Educazione sessuale a scuola: perché l’Italia è ancora indietro rispetto all’Europa? Galiano: “Di solito si traduce in poche ore con psicologi, che passano inosservate agli studenti”

L’educazione sessuale e alle relazioni nelle scuole italiane rimane un tema irrisolto, nonostante l’Organizzazione Mondiale della Sanità ne raccomandi l’introduzione già tra i 3 e i 5 anni.
In cinquant’anni, nessuna delle sedici proposte di legge presentate è mai stata approvata. Eppure, secondo i dati dell’indagine “La scuola degli affetti” realizzata da Coop e Nomisma, quasi 8 genitori su 10 ritengono fondamentale che la scuola promuova programmi strutturati, affidati a figure specializzate.
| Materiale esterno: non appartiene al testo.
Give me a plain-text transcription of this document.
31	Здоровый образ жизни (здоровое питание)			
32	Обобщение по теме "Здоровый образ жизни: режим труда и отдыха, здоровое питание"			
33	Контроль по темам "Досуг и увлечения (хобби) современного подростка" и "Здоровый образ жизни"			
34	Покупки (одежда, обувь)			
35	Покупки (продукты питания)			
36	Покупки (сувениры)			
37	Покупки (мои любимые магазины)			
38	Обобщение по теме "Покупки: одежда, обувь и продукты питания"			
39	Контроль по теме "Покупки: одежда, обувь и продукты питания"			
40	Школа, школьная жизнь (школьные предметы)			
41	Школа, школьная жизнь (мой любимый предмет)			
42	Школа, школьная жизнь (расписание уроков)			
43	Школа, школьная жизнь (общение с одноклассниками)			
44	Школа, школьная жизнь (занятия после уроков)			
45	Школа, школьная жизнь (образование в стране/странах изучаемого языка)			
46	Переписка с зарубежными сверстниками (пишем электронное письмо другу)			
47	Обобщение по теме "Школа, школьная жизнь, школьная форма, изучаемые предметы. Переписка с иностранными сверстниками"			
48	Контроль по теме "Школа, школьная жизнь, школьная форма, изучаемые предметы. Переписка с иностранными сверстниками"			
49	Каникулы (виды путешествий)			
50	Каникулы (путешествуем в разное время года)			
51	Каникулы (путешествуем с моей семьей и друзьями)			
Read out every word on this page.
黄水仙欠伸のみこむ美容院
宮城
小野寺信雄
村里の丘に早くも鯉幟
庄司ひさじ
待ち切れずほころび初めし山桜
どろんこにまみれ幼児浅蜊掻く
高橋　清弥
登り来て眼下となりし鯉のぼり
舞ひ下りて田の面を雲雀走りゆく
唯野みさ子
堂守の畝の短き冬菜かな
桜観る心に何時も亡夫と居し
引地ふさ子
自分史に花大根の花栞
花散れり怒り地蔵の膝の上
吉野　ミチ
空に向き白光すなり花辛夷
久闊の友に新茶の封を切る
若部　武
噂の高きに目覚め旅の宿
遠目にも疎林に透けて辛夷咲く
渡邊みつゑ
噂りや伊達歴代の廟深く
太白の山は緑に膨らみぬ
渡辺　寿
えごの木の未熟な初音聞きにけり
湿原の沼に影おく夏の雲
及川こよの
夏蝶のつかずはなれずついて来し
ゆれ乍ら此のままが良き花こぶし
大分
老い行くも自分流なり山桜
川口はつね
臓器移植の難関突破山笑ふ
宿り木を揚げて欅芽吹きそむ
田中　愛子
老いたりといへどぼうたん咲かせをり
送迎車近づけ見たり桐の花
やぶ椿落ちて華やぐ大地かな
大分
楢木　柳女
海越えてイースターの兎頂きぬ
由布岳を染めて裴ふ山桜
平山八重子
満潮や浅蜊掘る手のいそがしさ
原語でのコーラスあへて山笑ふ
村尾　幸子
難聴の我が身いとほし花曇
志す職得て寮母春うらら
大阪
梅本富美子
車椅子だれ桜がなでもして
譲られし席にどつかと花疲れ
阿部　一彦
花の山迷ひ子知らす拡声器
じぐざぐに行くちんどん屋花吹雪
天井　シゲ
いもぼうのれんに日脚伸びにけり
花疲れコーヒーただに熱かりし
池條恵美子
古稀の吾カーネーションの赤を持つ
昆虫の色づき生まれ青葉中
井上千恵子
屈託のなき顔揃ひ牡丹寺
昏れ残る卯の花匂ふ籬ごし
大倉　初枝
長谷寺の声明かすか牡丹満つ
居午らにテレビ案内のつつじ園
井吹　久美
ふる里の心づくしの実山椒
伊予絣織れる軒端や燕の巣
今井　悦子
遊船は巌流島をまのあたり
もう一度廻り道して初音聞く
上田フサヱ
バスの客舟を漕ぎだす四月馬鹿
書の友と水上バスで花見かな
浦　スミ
Enrico Galiano, insegnante e scrittore, sottolinea come l’autonomia scolastica permetta solo iniziative sporadiche, spesso inefficaci: “Di solito si traducono in poche ore con psicologi, che passano inosservate agli studenti”.
La necessità di un approccio strutturato e qualificato
L’indagine, parte della campagna “Close the Gap”, rivela che solo 4 italiani su 10 sono soddisfatti dell’educazione ricevuta, soprattutto per quanto riguarda le relazioni di coppia e la prevenzione della violenza di genere. Elisabetta Camussi, docente di Psicologia Sociale all’Università Milano Bicocca, evidenzia l’importanza di un accompagnamento continuo per evitare che certi gesti siano banalizzati come «raptus isolati». Il 23% dei genitori ammette difficoltà nel parlare di questi temi con i figli, preferendo delegare alla scuola. Tuttavia, quando manca un percorso formativo, il ruolo educativo ricade principalmente sulla madre, seguita dal partner e dagli amici, mentre il padre è solo al quarto posto.
Verso un modello europeo: obbligatorietà e formazione precoce
La maggioranza degli italiani (70%) chiede che l’educazione alle relazioni diventi obbligatoria, mentre il 40% delle donne e il 49% degli uomini la vorrebbero introdotta già alle scuole primarie. Intanto, il Ministro Giuseppe Valditara ha inserito nelle Linee guida per l’educazione civica l’obiettivo di promuovere il rispetto di genere, coinvolgendo anche enti e associazioni. Antonello Giannelli, presidente dell’Associazione Nazionale Presidi, ribadisce, contattato da Adnkronos, che la scuola può fare rete con il territorio, ma serve un impegno collettivo per combattere violenza e discriminazioni.